On December 19, 2019, New Jersey enacted legislation amending the New Jersey Law Against Discrimination (“NJLAD”) to add a definition for “Race” – which has always been a protected category under the NJLAD – and for the term “Protective hairstyle.”  The Amendment, referred to as the “CROWN Act” (short for “Create a Respectful and Open Workspace for Natural Hair Act”), amends the NJLAD to add the following to the statute’s list of definitions:

“Race” is inclusive of traits historically associated with race, including, but not limited to, hair texture, hair type, and protective hairstyles.

“Protective hair styles” includes, but is not limited to, such hairstyles as braids, locks, and twists.

The Amendment, which became effective immediately upon signing, essentially codifies portions of enforcement guidance (“Guidance”) issued earlier this year by the state’s Division on Civil Rights, about which we previously wrote. The Guidance, which reflects the DCR’s interpretation of the NJLAD, but is not statutory, provides directives to employers that are not in the Amendment, but which will now carry more weight because of it.  Of note, although the Amendment specifically includes hairstyles associated with Black persons in the definition of “protective hair styles,” the Guidance also includes, hairstyles associated with particular religions such as payot (sidelocks) worn by Orthodox Jewish men and Sikh persons who wear uncut hair.
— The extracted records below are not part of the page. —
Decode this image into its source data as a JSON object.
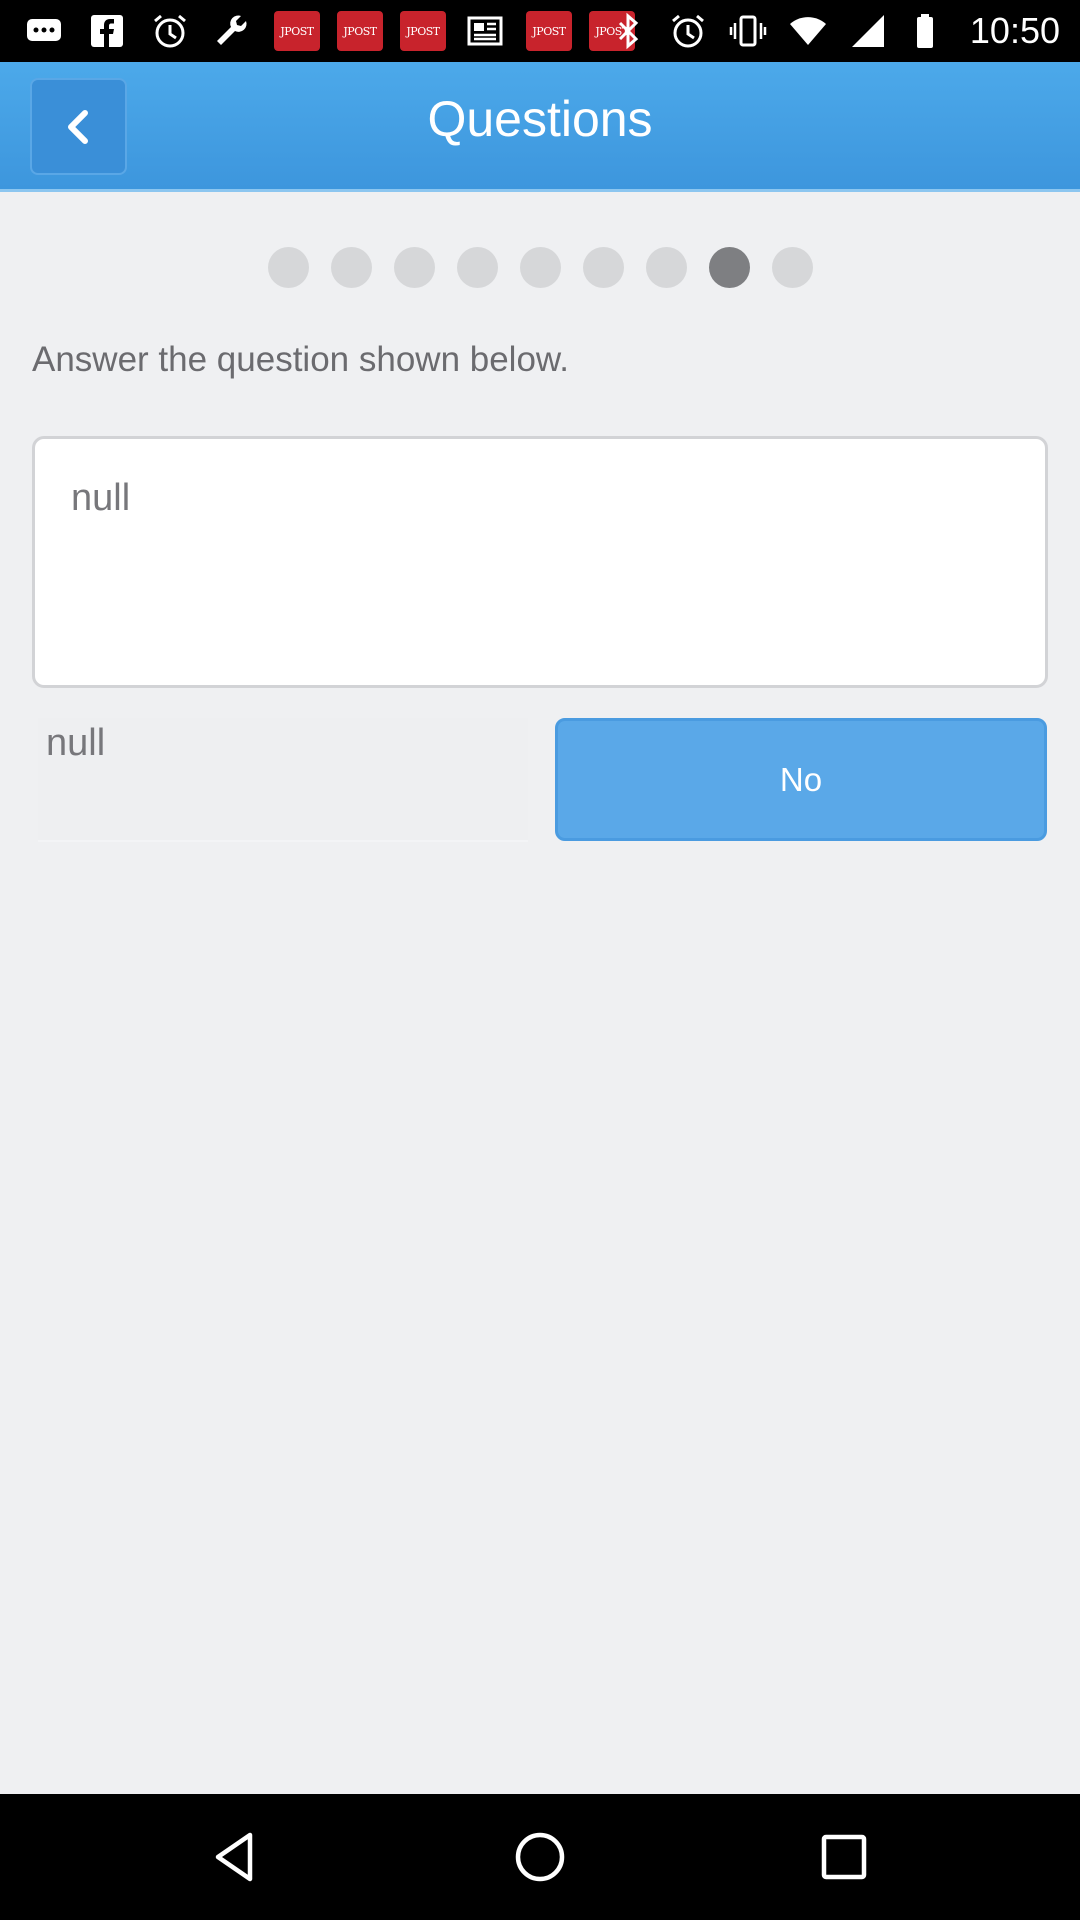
{
  "status_bar": {
    "time": "10:50",
    "jpost_label": "JPOST",
    "left_icons": [
      "messages-icon",
      "facebook-icon",
      "alarm-icon",
      "wrench-icon",
      "jpost-icon",
      "jpost-icon",
      "jpost-icon",
      "news-icon",
      "jpost-icon",
      "jpost-icon"
    ],
    "right_icons": [
      "bluetooth-icon",
      "alarm-icon",
      "vibrate-icon",
      "wifi-icon",
      "signal-icon",
      "battery-icon"
    ]
  },
  "header": {
    "title": "Questions"
  },
  "progress": {
    "total_steps": 9,
    "current_step": 8
  },
  "main": {
    "instruction": "Answer the question shown below.",
    "question_text": "null",
    "answer_text": "null",
    "no_button_label": "No"
  },
  "colors": {
    "header_blue": "#3d96dd",
    "button_blue": "#5aa8e8",
    "background": "#eff0f2",
    "dot_active": "#7e7f82",
    "dot_inactive": "#d6d7d9"
  }
}
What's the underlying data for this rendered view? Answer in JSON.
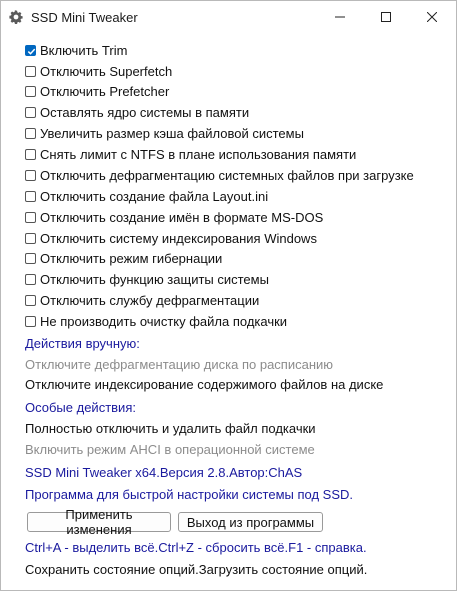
{
  "window": {
    "title": "SSD Mini Tweaker"
  },
  "options": [
    {
      "label": "Включить Trim",
      "checked": true
    },
    {
      "label": "Отключить Superfetch",
      "checked": false
    },
    {
      "label": "Отключить Prefetcher",
      "checked": false
    },
    {
      "label": "Оставлять ядро системы в памяти",
      "checked": false
    },
    {
      "label": "Увеличить размер кэша файловой системы",
      "checked": false
    },
    {
      "label": "Снять лимит с NTFS в плане использования памяти",
      "checked": false
    },
    {
      "label": "Отключить дефрагментацию системных файлов при загрузке",
      "checked": false
    },
    {
      "label": "Отключить создание файла Layout.ini",
      "checked": false
    },
    {
      "label": "Отключить создание имён в формате MS-DOS",
      "checked": false
    },
    {
      "label": "Отключить систему индексирования Windows",
      "checked": false
    },
    {
      "label": "Отключить режим гибернации",
      "checked": false
    },
    {
      "label": "Отключить функцию защиты системы",
      "checked": false
    },
    {
      "label": "Отключить службу дефрагментации",
      "checked": false
    },
    {
      "label": "Не производить очистку файла подкачки",
      "checked": false
    }
  ],
  "manual": {
    "heading": "Действия вручную:",
    "items": [
      {
        "label": "Отключите дефрагментацию диска по расписанию",
        "enabled": false
      },
      {
        "label": "Отключите индексирование содержимого файлов на диске",
        "enabled": true
      }
    ]
  },
  "special": {
    "heading": "Особые действия:",
    "items": [
      {
        "label": "Полностью отключить и удалить файл подкачки",
        "enabled": true
      },
      {
        "label": "Включить режим AHCI в операционной системе",
        "enabled": false
      }
    ]
  },
  "info": {
    "version": "SSD Mini Tweaker x64.Версия 2.8.Автор:ChAS",
    "description": "Программа для быстрой настройки системы под SSD."
  },
  "buttons": {
    "apply": "Применить изменения",
    "exit": "Выход из программы"
  },
  "footer": {
    "shortcuts": "Ctrl+A - выделить всё.Ctrl+Z - сбросить всё.F1 - справка.",
    "state": "Сохранить состояние опций.Загрузить состояние опций."
  },
  "colors": {
    "accent": "#0067c0",
    "link": "#1a1a9e",
    "disabled": "#8c8c8c"
  }
}
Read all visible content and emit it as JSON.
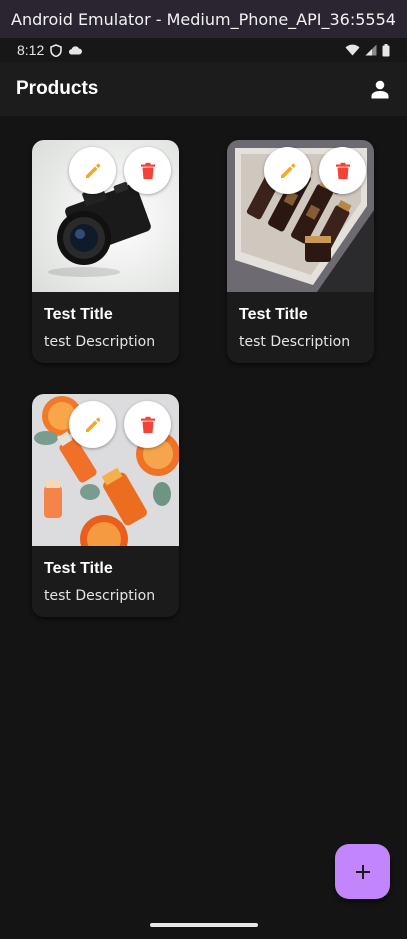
{
  "window": {
    "title": "Android Emulator - Medium_Phone_API_36:5554"
  },
  "statusbar": {
    "time": "8:12"
  },
  "appbar": {
    "title": "Products"
  },
  "products": [
    {
      "title": "Test Title",
      "description": "test Description",
      "image": "camera-photo"
    },
    {
      "title": "Test Title",
      "description": "test Description",
      "image": "cosmetics-box-photo"
    },
    {
      "title": "Test Title",
      "description": "test Description",
      "image": "orange-skincare-photo"
    }
  ],
  "colors": {
    "edit": "#f5a623",
    "delete": "#f44336",
    "fab": "#c385fb",
    "background": "#141414"
  },
  "icons": {
    "edit": "pencil-icon",
    "delete": "trash-icon",
    "add": "plus-icon",
    "profile": "person-icon"
  }
}
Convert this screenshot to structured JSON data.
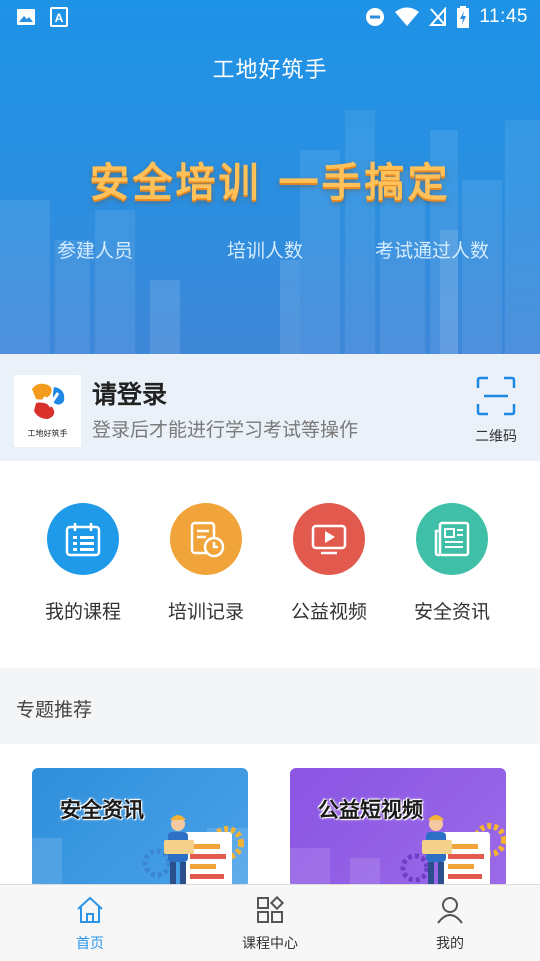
{
  "status_bar": {
    "time": "11:45"
  },
  "header": {
    "app_title": "工地好筑手",
    "slogan": "安全培训  一手搞定",
    "stats": [
      {
        "label": "参建人员"
      },
      {
        "label": "培训人数"
      },
      {
        "label": "考试通过人数"
      }
    ]
  },
  "login": {
    "logo_text": "工地好筑手",
    "title": "请登录",
    "subtitle": "登录后才能进行学习考试等操作",
    "scan_label": "二维码"
  },
  "quick_actions": [
    {
      "label": "我的课程",
      "icon": "calendar-icon",
      "color": "#1e9ae8"
    },
    {
      "label": "培训记录",
      "icon": "clock-document-icon",
      "color": "#f0a43a"
    },
    {
      "label": "公益视频",
      "icon": "video-icon",
      "color": "#e25a4e"
    },
    {
      "label": "安全资讯",
      "icon": "news-icon",
      "color": "#3fbfa7"
    }
  ],
  "section": {
    "title": "专题推荐"
  },
  "topics": [
    {
      "title": "安全资讯",
      "color": "#2b8fe0"
    },
    {
      "title": "公益短视频",
      "color": "#8a55e3"
    }
  ],
  "tabbar": {
    "items": [
      {
        "label": "首页",
        "active": true
      },
      {
        "label": "课程中心",
        "active": false
      },
      {
        "label": "我的",
        "active": false
      }
    ],
    "active_color": "#2b95e9"
  }
}
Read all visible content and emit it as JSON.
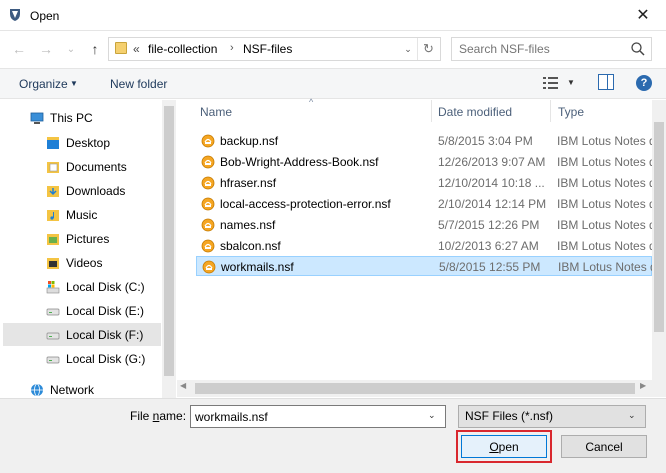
{
  "window": {
    "title": "Open",
    "close_glyph": "✕",
    "icon": "app-icon"
  },
  "nav": {
    "back_glyph": "←",
    "forward_glyph": "→",
    "recent_glyph": "⌄",
    "up_glyph": "↑",
    "breadcrumb": {
      "overflow": "«",
      "items": [
        "file-collection",
        "NSF-files"
      ],
      "separator": "›"
    },
    "dropdown_glyph": "⌄",
    "refresh_glyph": "↻",
    "search_placeholder": "Search NSF-files"
  },
  "toolbar": {
    "organize_label": "Organize",
    "organize_caret": "▼",
    "new_folder_label": "New folder",
    "view_caret": "▼",
    "help_glyph": "?"
  },
  "sidebar": {
    "this_pc": "This PC",
    "items": [
      {
        "label": "Desktop",
        "icon": "desktop-icon"
      },
      {
        "label": "Documents",
        "icon": "documents-icon"
      },
      {
        "label": "Downloads",
        "icon": "downloads-icon"
      },
      {
        "label": "Music",
        "icon": "music-icon"
      },
      {
        "label": "Pictures",
        "icon": "pictures-icon"
      },
      {
        "label": "Videos",
        "icon": "videos-icon"
      },
      {
        "label": "Local Disk (C:)",
        "icon": "drive-icon"
      },
      {
        "label": "Local Disk (E:)",
        "icon": "drive-icon"
      },
      {
        "label": "Local Disk (F:)",
        "icon": "drive-icon",
        "selected": true
      },
      {
        "label": "Local Disk (G:)",
        "icon": "drive-icon"
      }
    ],
    "network": "Network"
  },
  "list": {
    "columns": {
      "name": "Name",
      "date": "Date modified",
      "type": "Type"
    },
    "sort_glyph": "^",
    "files": [
      {
        "name": "backup.nsf",
        "date": "5/8/2015 3:04 PM",
        "type": "IBM Lotus Notes d..."
      },
      {
        "name": "Bob-Wright-Address-Book.nsf",
        "date": "12/26/2013 9:07 AM",
        "type": "IBM Lotus Notes d..."
      },
      {
        "name": "hfraser.nsf",
        "date": "12/10/2014 10:18 ...",
        "type": "IBM Lotus Notes d..."
      },
      {
        "name": "local-access-protection-error.nsf",
        "date": "2/10/2014 12:14 PM",
        "type": "IBM Lotus Notes d..."
      },
      {
        "name": "names.nsf",
        "date": "5/7/2015 12:26 PM",
        "type": "IBM Lotus Notes d..."
      },
      {
        "name": "sbalcon.nsf",
        "date": "10/2/2013 6:27 AM",
        "type": "IBM Lotus Notes d..."
      },
      {
        "name": "workmails.nsf",
        "date": "5/8/2015 12:55 PM",
        "type": "IBM Lotus Notes d...",
        "selected": true
      }
    ],
    "hscroll_left": "◀",
    "hscroll_right": "▶"
  },
  "footer": {
    "filename_label_pre": "File ",
    "filename_label_underline": "n",
    "filename_label_post": "ame:",
    "filename_value": "workmails.nsf",
    "dropdown_glyph": "⌄",
    "filetype_value": "NSF Files (*.nsf)",
    "open_label_underline": "O",
    "open_label_rest": "pen",
    "cancel_label": "Cancel"
  },
  "colors": {
    "accent": "#0078d7",
    "highlight": "#d9272e",
    "selection": "#cce8ff",
    "nsf_icon": "#f5a623"
  }
}
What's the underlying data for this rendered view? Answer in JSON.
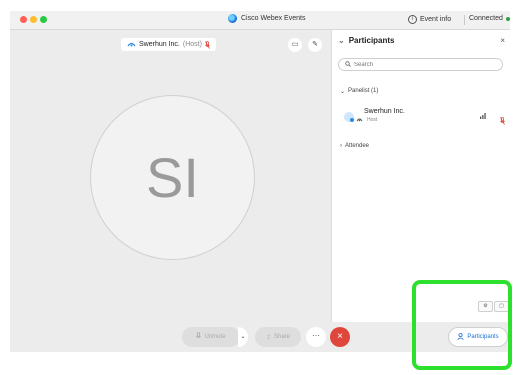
{
  "window": {
    "title": "Cisco Webex Events",
    "event_info": "Event info",
    "status": "Connected"
  },
  "stage": {
    "host_name": "Swerhun Inc.",
    "host_role": "(Host)",
    "avatar_initials": "SI"
  },
  "participants_panel": {
    "title": "Participants",
    "search_placeholder": "Search",
    "panelist_section": "Panelist (1)",
    "attendee_section": "Attendee",
    "panelists": [
      {
        "name": "Swerhun Inc.",
        "role": "Host"
      }
    ]
  },
  "controls": {
    "unmute_label": "Unmute",
    "share_label": "Share",
    "more_label": "···",
    "participants_label": "Participants"
  },
  "colors": {
    "accent": "#1a6ed8",
    "leave": "#e0473c",
    "connected": "#2ea043",
    "highlight": "#2de02d"
  }
}
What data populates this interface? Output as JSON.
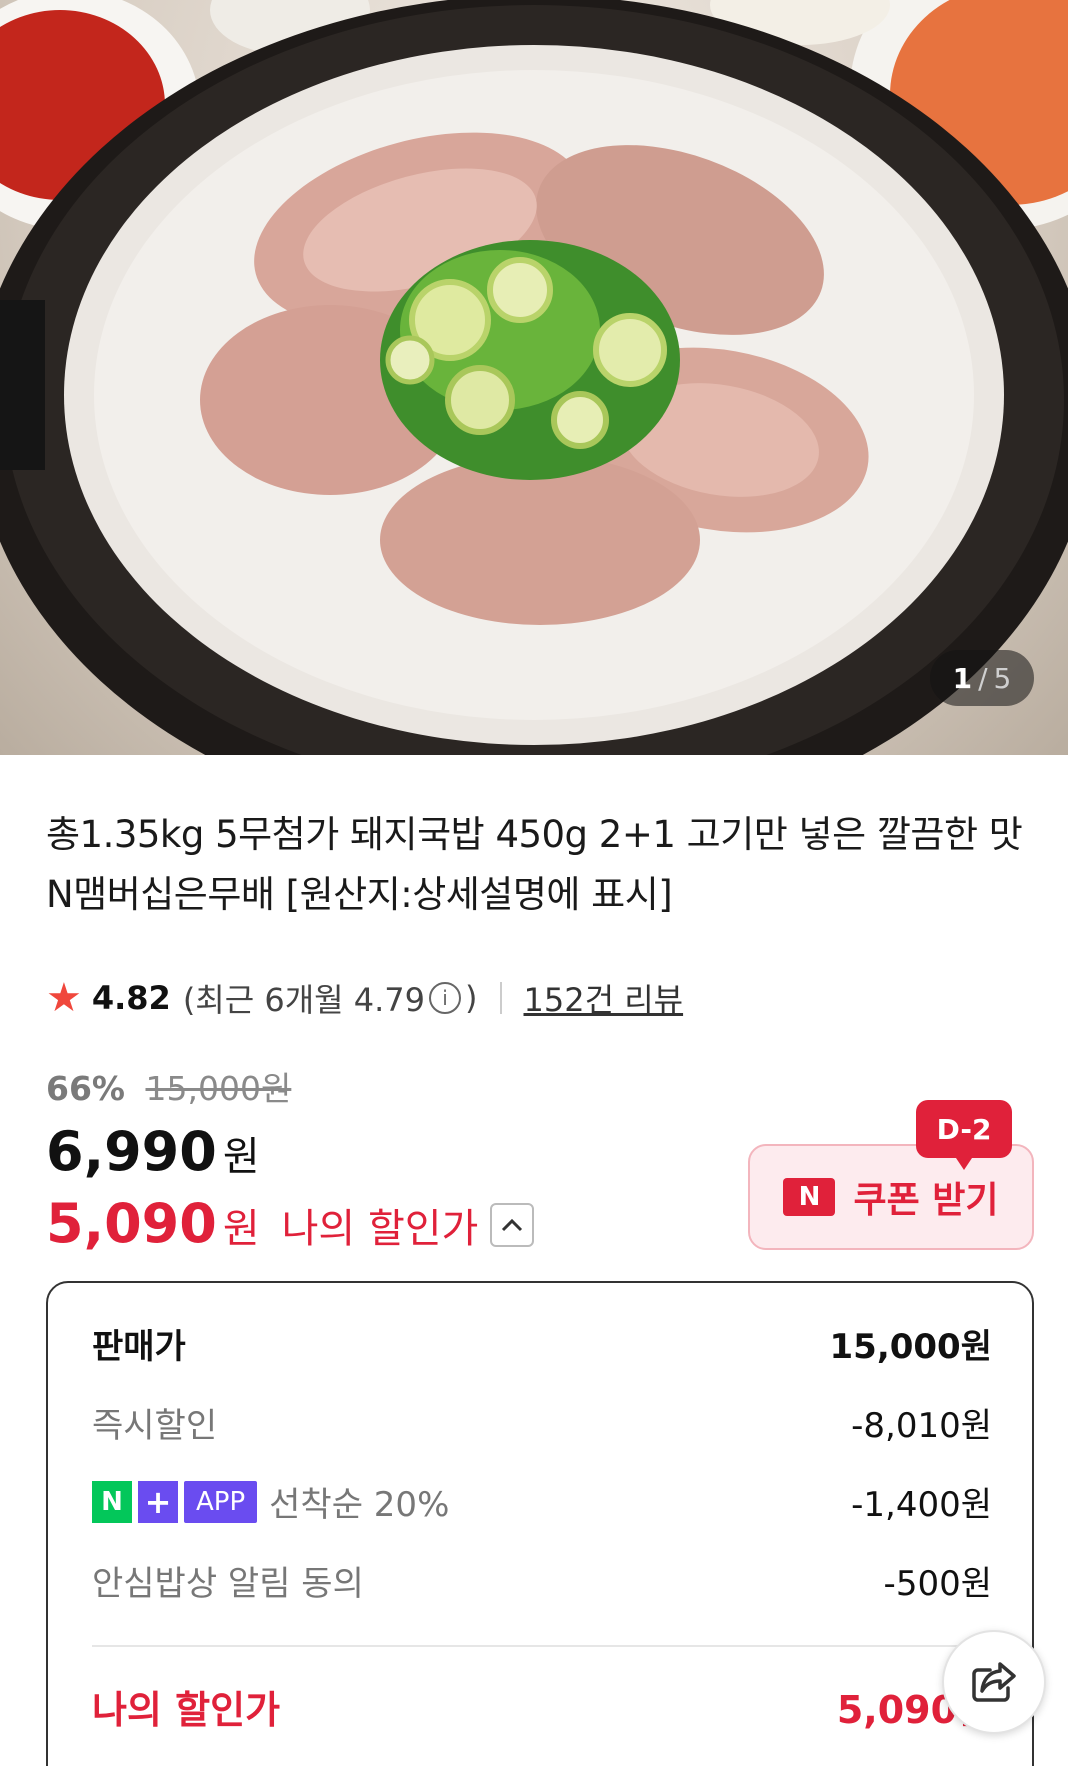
{
  "image_counter": {
    "current": "1",
    "separator": "/",
    "total": "5"
  },
  "product": {
    "title": "총1.35kg 5무첨가 돼지국밥 450g 2+1 고기만 넣은 깔끔한 맛 N맴버십은무배 [원산지:상세설명에 표시]"
  },
  "rating": {
    "score": "4.82",
    "recent": "(최근 6개월 4.79",
    "recent_close": ")",
    "reviews": "152건 리뷰"
  },
  "price": {
    "discount_rate": "66%",
    "original": "15,000원",
    "sale": "6,990",
    "won": "원",
    "my_price": "5,090",
    "my_label": "나의 할인가"
  },
  "coupon": {
    "dday": "D-2",
    "badge": "N",
    "label": "쿠폰 받기"
  },
  "breakdown": {
    "rows": [
      {
        "label": "판매가",
        "value": "15,000원"
      },
      {
        "label": "즉시할인",
        "value": "-8,010원"
      },
      {
        "badge_n": "N",
        "badge_plus": "+",
        "badge_app": "APP",
        "label": "선착순 20%",
        "value": "-1,400원"
      },
      {
        "label": "안심밥상 알림 동의",
        "value": "-500원"
      }
    ],
    "total_label": "나의 할인가",
    "total_value": "5,090원"
  },
  "colors": {
    "accent": "#e0213a",
    "naver_green": "#03c75a",
    "plus_purple": "#6a4cf0",
    "star": "#f0473c"
  },
  "icons": {
    "star": "star-icon",
    "info": "info-icon",
    "collapse": "chevron-up-icon",
    "share": "share-icon"
  }
}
With the Amendment, New Jersey becomes the third state (following California and New York) to ban discrimination based on hair and hairstyles.  Some cities, including New York City and Cincinnati, have also enacted laws prohibiting hair-based discrimination. Other states are also considering similar legislation. Given this trend, all employers – not just those in New Jersey and other locales with such laws on the books – should consider reviewing their workplace grooming and appearance policies and, in particular, their enforcement of such policies, to confirm that they are applied in a nondiscriminatory manner.